Ray’s part of the work, the computational neurogenomics, revolved around identifying high-quality target genes for future research to analyze.
“There are about 50 to 100 genes that look very promising,” he comments. “Two-thirds of them are either vaguely known or not known at all in terms of their role in pain. I ranked these genes in terms of their potential as a biomarker or therapeutic target, and listed a top 10 for our team — and the world at large — to pursue further. These are genes that belong to networks involved in immune signaling and response, and they are expressed differently in males and females.”
While there is no way to extract and analyze DRG from most chronic pain patients, the researchers believe there may be proxy cells that share the same markers. Preclinical models already hint that immune cells such as T-cells — much more easily sampled from a patient — might do just that, the release continues.

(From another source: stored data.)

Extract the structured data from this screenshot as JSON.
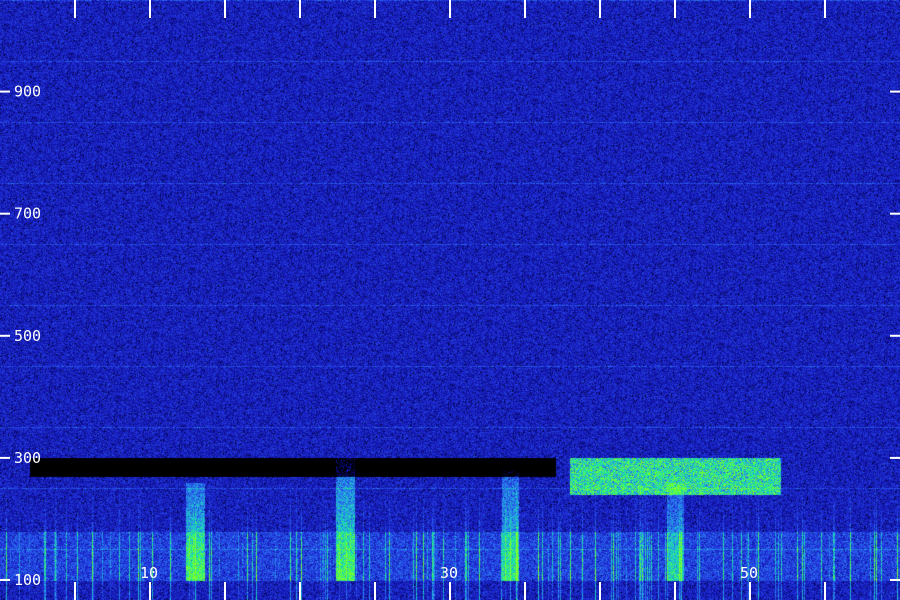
{
  "chart_data": {
    "type": "heatmap",
    "title": "",
    "xlabel": "",
    "ylabel": "",
    "x_range": [
      0,
      60
    ],
    "y_range": [
      100,
      1050
    ],
    "x_ticks": [
      5,
      10,
      15,
      20,
      25,
      30,
      35,
      40,
      45,
      50,
      55
    ],
    "x_tick_labels": [
      {
        "value": 10,
        "text": "10"
      },
      {
        "value": 30,
        "text": "30"
      },
      {
        "value": 50,
        "text": "50"
      }
    ],
    "y_ticks": [
      100,
      300,
      500,
      700,
      900
    ],
    "y_tick_labels": [
      {
        "value": 100,
        "text": "100"
      },
      {
        "value": 300,
        "text": "300"
      },
      {
        "value": 500,
        "text": "500"
      },
      {
        "value": 700,
        "text": "700"
      },
      {
        "value": 900,
        "text": "900"
      }
    ],
    "colormap": [
      "#000000",
      "#0a0a8c",
      "#1f2ad6",
      "#2a6ef0",
      "#1fbfd6",
      "#1ff08a",
      "#7cff2a"
    ],
    "background_color": "#0a0a8c",
    "grid": false,
    "features": [
      {
        "kind": "low-frequency energy",
        "x_range": [
          0,
          60
        ],
        "y_range": [
          100,
          180
        ],
        "intensity": 0.55
      },
      {
        "kind": "dark band",
        "x_range": [
          2,
          37
        ],
        "y_range": [
          270,
          300
        ],
        "intensity": -0.6
      },
      {
        "kind": "bright blob",
        "x_range": [
          38,
          52
        ],
        "y_range": [
          240,
          300
        ],
        "intensity": 0.95
      },
      {
        "kind": "bright column",
        "x": 13,
        "y_range": [
          100,
          260
        ],
        "intensity": 0.7
      },
      {
        "kind": "bright column",
        "x": 23,
        "y_range": [
          100,
          300
        ],
        "intensity": 0.7
      },
      {
        "kind": "bright column",
        "x": 34,
        "y_range": [
          100,
          280
        ],
        "intensity": 0.6
      },
      {
        "kind": "bright column",
        "x": 45,
        "y_range": [
          100,
          260
        ],
        "intensity": 0.5
      }
    ]
  }
}
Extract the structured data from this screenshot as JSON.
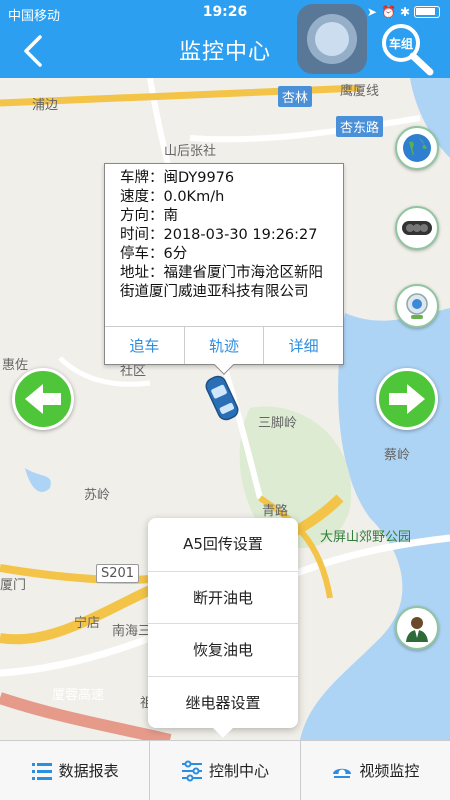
{
  "status_bar": {
    "carrier": "中国移动",
    "time": "19:26"
  },
  "header": {
    "title": "监控中心",
    "group_button_label": "车组"
  },
  "map": {
    "places": [
      "浦边",
      "杏林",
      "杏东路",
      "山后张社",
      "惠佐",
      "三脚岭",
      "苏岭",
      "蔡岭",
      "大屏山郊野公园",
      "宁店",
      "南海三",
      "厦蓉高速",
      "厦门",
      "祖宫",
      "鹰厦线",
      "社区"
    ],
    "road_codes": [
      "S201"
    ],
    "road_names": [
      "青路"
    ]
  },
  "vehicle_info": {
    "plate": "车牌：闽DY9976",
    "speed": "速度：0.0Km/h",
    "direction": "方向：南",
    "time": "时间：2018-03-30 19:26:27",
    "parking": "停车：6分",
    "address": "地址：福建省厦门市海沧区新阳街道厦门威迪亚科技有限公司",
    "actions": [
      "追车",
      "轨迹",
      "详细"
    ]
  },
  "control_menu": {
    "items": [
      "A5回传设置",
      "断开油电",
      "恢复油电",
      "继电器设置"
    ]
  },
  "tabs": [
    {
      "label": "数据报表",
      "icon": "list-icon"
    },
    {
      "label": "控制中心",
      "icon": "sliders-icon"
    },
    {
      "label": "视频监控",
      "icon": "camera-icon"
    }
  ],
  "colors": {
    "header": "#2c9ff0",
    "link": "#2c8ee0",
    "arrow": "#4fc63a",
    "water": "#aed4f5"
  }
}
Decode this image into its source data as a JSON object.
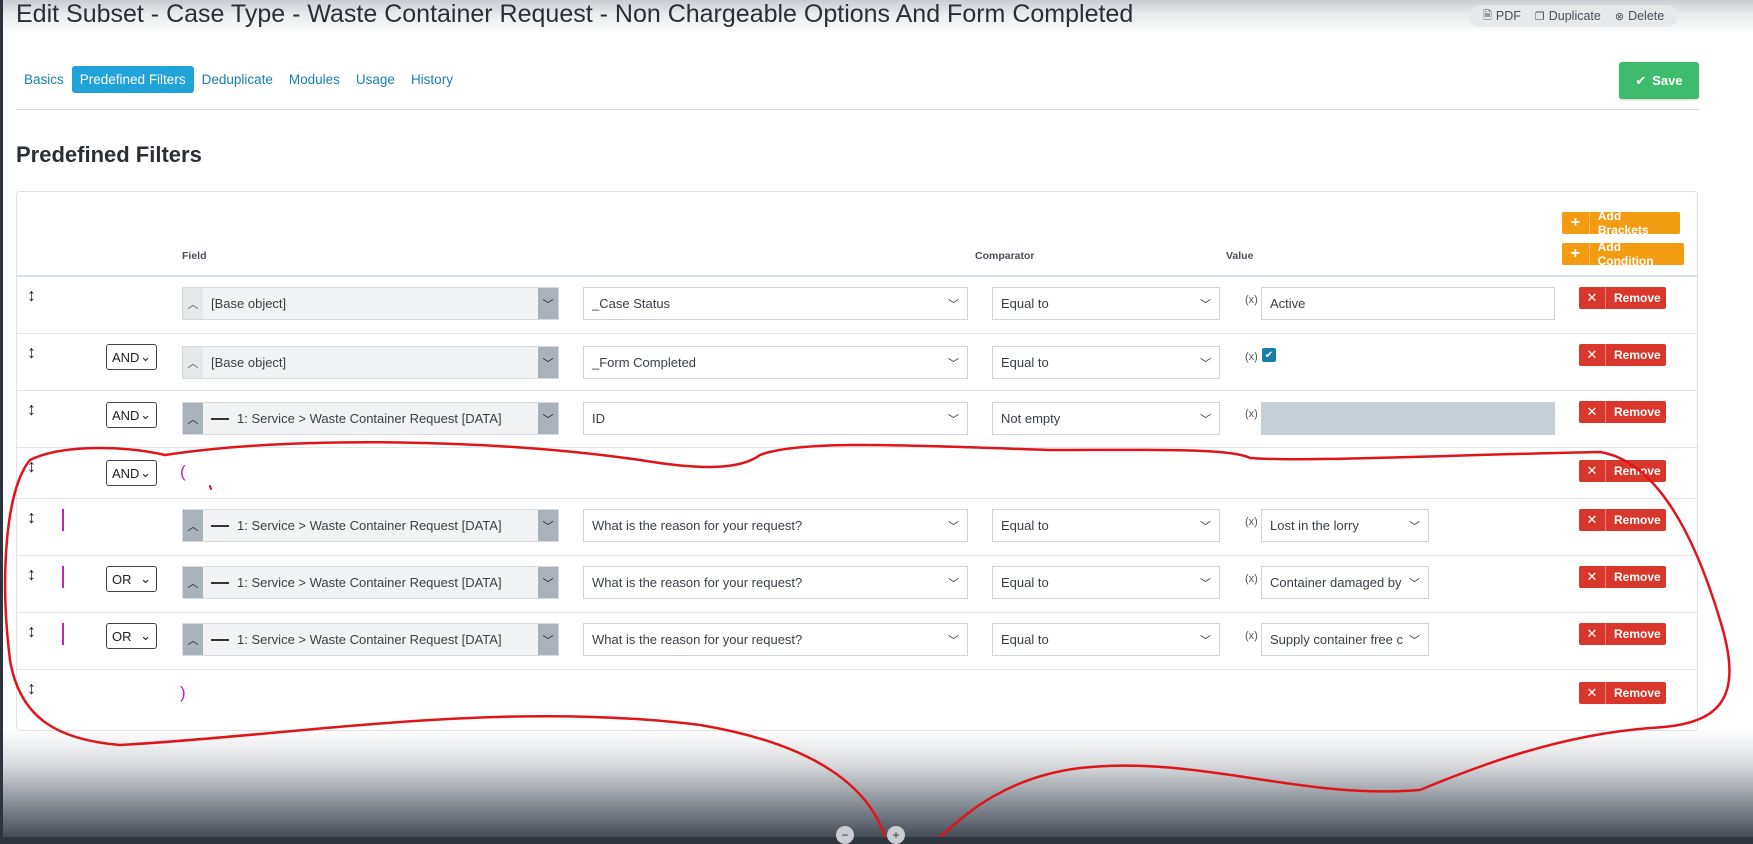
{
  "header": {
    "title": "Edit Subset - Case Type - Waste Container Request - Non Chargeable Options And Form Completed",
    "actions": [
      {
        "label": "PDF",
        "icon": "pdf-icon"
      },
      {
        "label": "Duplicate",
        "icon": "copy-icon"
      },
      {
        "label": "Delete",
        "icon": "delete-icon"
      }
    ]
  },
  "tabs": [
    "Basics",
    "Predefined Filters",
    "Deduplicate",
    "Modules",
    "Usage",
    "History"
  ],
  "active_tab": "Predefined Filters",
  "save_label": "Save",
  "section_title": "Predefined Filters",
  "buttons": {
    "add_brackets": "Add Brackets",
    "add_condition": "Add Condition",
    "remove": "Remove"
  },
  "columns": {
    "field": "Field",
    "comparator": "Comparator",
    "value": "Value"
  },
  "rows": [
    {
      "logic": "",
      "object": "[Base object]",
      "field": "_Case Status",
      "comparator": "Equal to",
      "value": "Active"
    },
    {
      "logic": "AND",
      "object": "[Base object]",
      "field": "_Form Completed",
      "comparator": "Equal to",
      "value": "checked"
    },
    {
      "logic": "AND",
      "object": "1: Service > Waste Container Request [DATA]",
      "field": "ID",
      "comparator": "Not empty",
      "value": ""
    },
    {
      "logic": "AND",
      "bracket": "("
    },
    {
      "logic": "",
      "object": "1: Service > Waste Container Request [DATA]",
      "field": "What is the reason for your request?",
      "comparator": "Equal to",
      "value": "Lost in the lorry"
    },
    {
      "logic": "OR",
      "object": "1: Service > Waste Container Request [DATA]",
      "field": "What is the reason for your request?",
      "comparator": "Equal to",
      "value": "Container damaged by"
    },
    {
      "logic": "OR",
      "object": "1: Service > Waste Container Request [DATA]",
      "field": "What is the reason for your request?",
      "comparator": "Equal to",
      "value": "Supply container free c"
    },
    {
      "logic": "",
      "bracket": ")"
    }
  ],
  "colors": {
    "accent": "#1fa3d8",
    "save": "#3dbd6b",
    "add": "#f39c12",
    "remove": "#d9372b",
    "bracket": "#c81fbf",
    "annotation": "#e0141b"
  }
}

“Neurons and immune cells are both known to be highly individual-specific,” Ray shares. “They retain a history of what has happened to you — and it’s a long story. If immune cells change in the same way nerve cells change, that history can be made available to doctors, who could then determine the best remedy for individual patients.”
One recurring theme from Price’s previous work reappeared in these new results, what he calls a “striking” difference in how chronic pain works between sexes.
“We see broad themes of pain mechanisms that differ among men and women, and chronic pain is no different,” Price continues. “The signatures of activated genes in the DRG cells differ more by sex than they do by pain state.”
The results of the study have shown that many previous takeaways from animal studies are correct in a general way but lack precision, Price remarks.
“When you’re making therapeutics, it’s about the fine details,” he states. “Many drugs based on animal models have actually been effective but had unexpected side effects, so they were not approved. I have a much better idea now why those drugs haven’t passed the test.”
Price says in the release that his team is “brimming with ideas about how to design better therapeutics and preclinical experiments.” He hopes this collaboration between Texas-based neurologists and neuroscientists will end up as a landmark in pain research.
“I think that 10 years from now, when I look back at how papers I’ve published have had an impact, this one will stick out,” he concludes. “I hope by then that we are designing clinical trials better considering sex as a biological variable, and that we understand how chronic pain is driven differently in men and women.”